His arrest, just prior to the Memorial Day weekend, sparked an unprecedented press conference in the city council chambers and demands for Turley to resign. Initially, he retained his post as mayor. But as pressure mounted with the possibility of a recall, coupled with the realization that his case was becoming a distraction for the city, Turley stepped down in the summer.  His resignation created one of the most competitive appointments for an elected seat with five contenders making a bid for the mayoral seat. Ironically, the decision to pick Neal Levy, the owner of the Swiss Chalet restaurant and a popular coach, as the new mayor occurred during a chance draw, when the council couldn’t reach a final decision between two finalists.

The World Comes to Woodland Park

Woodland Park and Teller County commanded main stage attention in late August with the official launch-off of Stage 5 of the famous USA Pro Challenge week-long cycling race. Woodland gained the nod as a new host community, a distinction that created quite a buzz and came with tremendous expenses for the city.  An entire sports village was recreated during the day of the Stage 5 race and traditional parking areas were eliminated to make room for the teams of international cyclists.  Plus, an entire week of events were organized to complement the Pro Challenge launch-off for the route between Woodland Park and Breckenridge.

The event drew mixed reviews, with many civic leaders describing it as a big triumph for the area due to the massive publicity the race generated for Woodland Park and Teller County.  But some business operators weren’t impressed and questioned claims of 10,000 spectators.  They also weren’t happy with the amount of money the city spent on the event, which far exceeded earlier projections. The big downer for the race was the weather which hampered the coverage of Stage 5.

Economic Angst and Boom

The last year was a mixed bag on the economic front. Once again, Cripple Creek casinos struggled due to the continual Hwy. 24 closures and more industry-wide competition.  Plus, a $4.5 million facelift of Bennett Avenue to provide a more pedestrian-friendly downtown, caused major concerns among business and casino operators. The construction occurred throughout the entire summer and generated many headaches, with access becoming a major problem, especially in the tail end of the summer. The town’s economic  plight was accentuated by a 20-year-low in the total amount of casino betting devices and games, a trend that led to big reductions in the city’s budget. In late 2014, Ray White, who held the city’s managerial ropes for nearly four years, called it quits.

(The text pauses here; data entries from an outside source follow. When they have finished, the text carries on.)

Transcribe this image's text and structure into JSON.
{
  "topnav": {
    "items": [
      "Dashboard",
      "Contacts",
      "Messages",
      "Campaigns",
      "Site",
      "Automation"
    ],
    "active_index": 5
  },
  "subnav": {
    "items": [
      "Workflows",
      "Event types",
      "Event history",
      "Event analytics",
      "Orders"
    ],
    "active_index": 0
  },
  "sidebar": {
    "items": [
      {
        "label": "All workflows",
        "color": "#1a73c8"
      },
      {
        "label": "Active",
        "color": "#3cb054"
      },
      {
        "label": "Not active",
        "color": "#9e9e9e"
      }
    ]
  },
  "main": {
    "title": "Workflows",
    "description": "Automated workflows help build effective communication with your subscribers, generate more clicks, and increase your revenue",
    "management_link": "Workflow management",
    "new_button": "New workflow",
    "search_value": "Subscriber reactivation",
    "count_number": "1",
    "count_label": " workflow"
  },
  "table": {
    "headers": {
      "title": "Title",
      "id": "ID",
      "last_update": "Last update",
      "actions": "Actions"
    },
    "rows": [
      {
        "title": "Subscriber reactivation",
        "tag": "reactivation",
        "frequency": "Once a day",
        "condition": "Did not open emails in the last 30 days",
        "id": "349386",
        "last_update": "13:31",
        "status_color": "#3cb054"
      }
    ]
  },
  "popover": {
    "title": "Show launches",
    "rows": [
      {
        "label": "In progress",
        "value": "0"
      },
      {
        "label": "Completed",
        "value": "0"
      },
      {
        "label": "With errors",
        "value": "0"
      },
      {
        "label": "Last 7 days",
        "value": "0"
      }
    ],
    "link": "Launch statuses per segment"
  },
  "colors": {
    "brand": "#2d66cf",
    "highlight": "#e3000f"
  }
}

But down the hill, the scenario was much more positive in Woodland Park, with construction continuing for a nearly 200-unit Trail Ridge apartment development and the opening of a much expanded Woodland Hardware store, along with Charis Bible College and a Tractor Supply outlet. Plans also were approved for a new Arby’s, expected to open shortly.  Plans are on the table for possibly $50 million in future projects and the town is making a bid at becoming a Main Street community. And in Green Mountain Falls, the Ute Pass community experienced the opening of a new $800,000 town hall.  This replaced the town’s former historic town hall that was destroyed during a horrific arson in the winter of 2012.

Other big stories the dominated the pages of TMJ:

*The selection of a new police chief in Cripple Creek, with veteran law officer Mike Rulo, and the pick of a new city administrator, with Ray DuBois.

*The possible shutdown of the community’s library in Cripple Creek.

*The goose crisis in Green Mountain Falls.

* The approval and opening of a recreational marijuana outlet in Manitou Springs, with Maggie’s Farm, and the continual debate over this issue.

*The Hwy. 24 closures and efforts to minimize the flood impacts.

*Parking-gate in Woodland Park.

*Woodland Park’s push to develop an art district.

*The final approval of annexation and expansion plans for Teller County Waste.

*The expansion pursuits of the Cripple Creek and Victor Gold Mining Company.